Symmetry ‒ Introduction

**A symmetry operation** is a physical or conceptual action that transforms a crystal into a state indistinguishable from its original form. In crystals, symmetry is an internal property, representing the ordered geometric arrangement of atoms and molecules within the crystal lattice. This internal symmetry is always reflected in the external form of perfect crystals. This internal symmetry is also reflected in the external structure of perfectly formed crystals. Three primary types of symmetry operations are observed: centric symmetry, mirror symmetry and rotational symmetry. **Centric Symmetry** involves inversion through a central point. In this operation, lines are drawn from all points in the object through a central point. Each line is equidistant from the central point, and when the endpoints are connected, the original object is recreated as an inverted version of its initial form. **Mirror symmetry** is observed by imagining the object split in half and placing a mirror along the split. If the reflection in the mirror reproduces the other half of the object, the object has mirror symmetry. The plane of the mirror serves as a mirror plane, an element of symmetry. **Rotational symmetry** occurs when an object can be rotated around an axis to match its original appearance. The axis along which the rotation occurs is known as the rotation axis, with various types present in crystals.

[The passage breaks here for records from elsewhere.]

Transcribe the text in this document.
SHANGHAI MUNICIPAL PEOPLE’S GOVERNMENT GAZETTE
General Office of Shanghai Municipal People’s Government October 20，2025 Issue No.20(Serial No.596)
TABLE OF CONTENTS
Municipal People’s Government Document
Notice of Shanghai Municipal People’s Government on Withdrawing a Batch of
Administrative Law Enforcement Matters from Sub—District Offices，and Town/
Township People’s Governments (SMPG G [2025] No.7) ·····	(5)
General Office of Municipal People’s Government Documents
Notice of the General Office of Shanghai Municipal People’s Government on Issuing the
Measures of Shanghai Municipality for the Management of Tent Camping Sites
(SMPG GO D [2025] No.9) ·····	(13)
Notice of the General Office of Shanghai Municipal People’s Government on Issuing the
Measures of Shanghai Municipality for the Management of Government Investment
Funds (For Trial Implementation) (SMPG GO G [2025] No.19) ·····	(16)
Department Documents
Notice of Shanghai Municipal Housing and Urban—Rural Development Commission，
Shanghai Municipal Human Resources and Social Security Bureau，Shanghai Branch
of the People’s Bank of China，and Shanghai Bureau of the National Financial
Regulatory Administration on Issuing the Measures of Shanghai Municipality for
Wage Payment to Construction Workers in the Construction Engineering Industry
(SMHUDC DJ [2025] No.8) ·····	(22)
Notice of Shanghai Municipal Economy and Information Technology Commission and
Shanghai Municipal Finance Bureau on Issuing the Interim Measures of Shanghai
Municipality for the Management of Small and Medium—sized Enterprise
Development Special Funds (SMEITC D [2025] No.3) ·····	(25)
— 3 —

A 1-fold rotation axis describes an object requiring a full 360° rotation to appear identical, meaning it lacks rotational symmetry beyond this complete turn. An object that appears identical after a 180° rotation, repeating twice within 360°, is said to have a 2-fold rotation axis, typically represented by a filled oval indicating the axis intersection. Objects that repeat every 120°, thus repeating three times within a full rotation, are defined as having a 3-fold rotation axis and are symbolized by a filled triangle. When an object repeats after a 90° rotation, occurring four times in a complete rotation, it has a 4-fold rotation axis, represented by a filled square. Finally, an object that repeats after each 60° turn, resulting in six repetitions in a 360° rotation, possesses a 6-fold rotation axis, represented by a filled hexagon.